Within Scotland and England, trends varied between different regions. In both countries, populations in upland regions showed the greatest declines, whilst the regions that experienced the largest increases within the UK were in eastern England. In East Anglia, the Peregrine population increased from no pairs to an estimated 44 pairs between the two surveys. The Channel Islands were covered in this survey for the first time, with an estimated total of 16 breeding pairs found, probably covering the majority of breeding pairs on the islands.

Mark Wilson, lead author on the paper and Research Ecologist at BTO Scotland, said, “The UK holds a significant proportion of the European Peregrine population, and the reverse in fortunes of this incredible bird since the lows of the 1960s is great news for conservation. However, Peregrines remain exposed to a wide range of factors that could impact their population, particularly at a regional level. Peregrines in many upland areas are now faring more poorly than their lowland counterparts. It is thanks to the hard work of hundreds of volunteers who took part in the 2014 survey that we have a better idea of how these birds are doing and where there might still be pressures.

Factors limiting upland Peregrine populations probably vary between different regions. They are thought to include ongoing illegal killing and deliberate disturbance, and changes in food supply caused by decreased availability of prey in some upland areas.

Eileen Stuart Head of Policy and Advice, said, "Peregrines are spectacular birds which have been closely monitored by volunteers and organisations for decades in Scotland. It's good to see the number of Peregrines in some lowland areas increasing, but it's disappointing to see a decline in the uplands - particularly when the UK overall picture is positive.
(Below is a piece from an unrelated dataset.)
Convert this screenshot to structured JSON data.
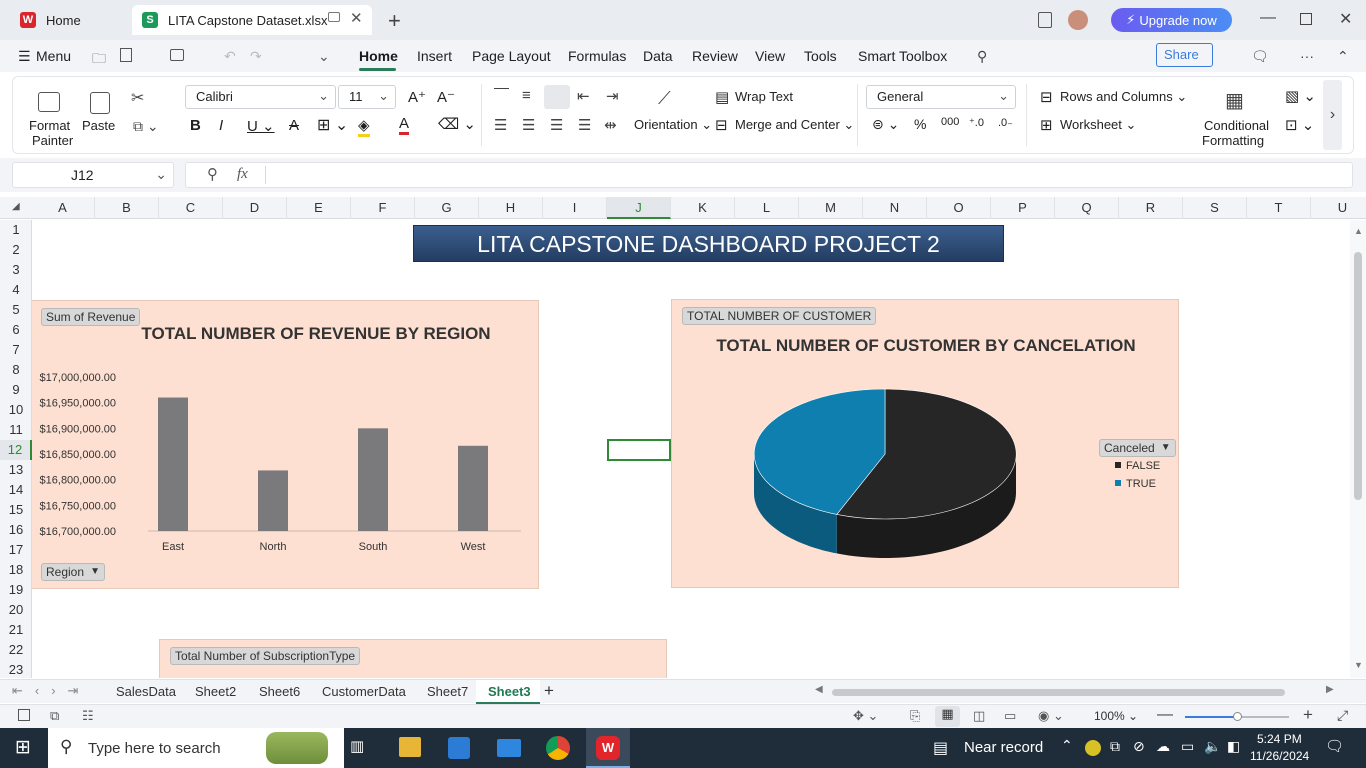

In the northwest, there has been a longer term decline with changes to food supply and exposure to environmental pollutants likely still to be affecting these birds. In some other areas, illegal persecution has been an issue, which we, along with our partners in PAW Scotland (Protection Against Wildlife Crime Scotland), have been working hard to combat. As part of this the Scottish Government has also set up the working group to review all aspects of grouse moor management.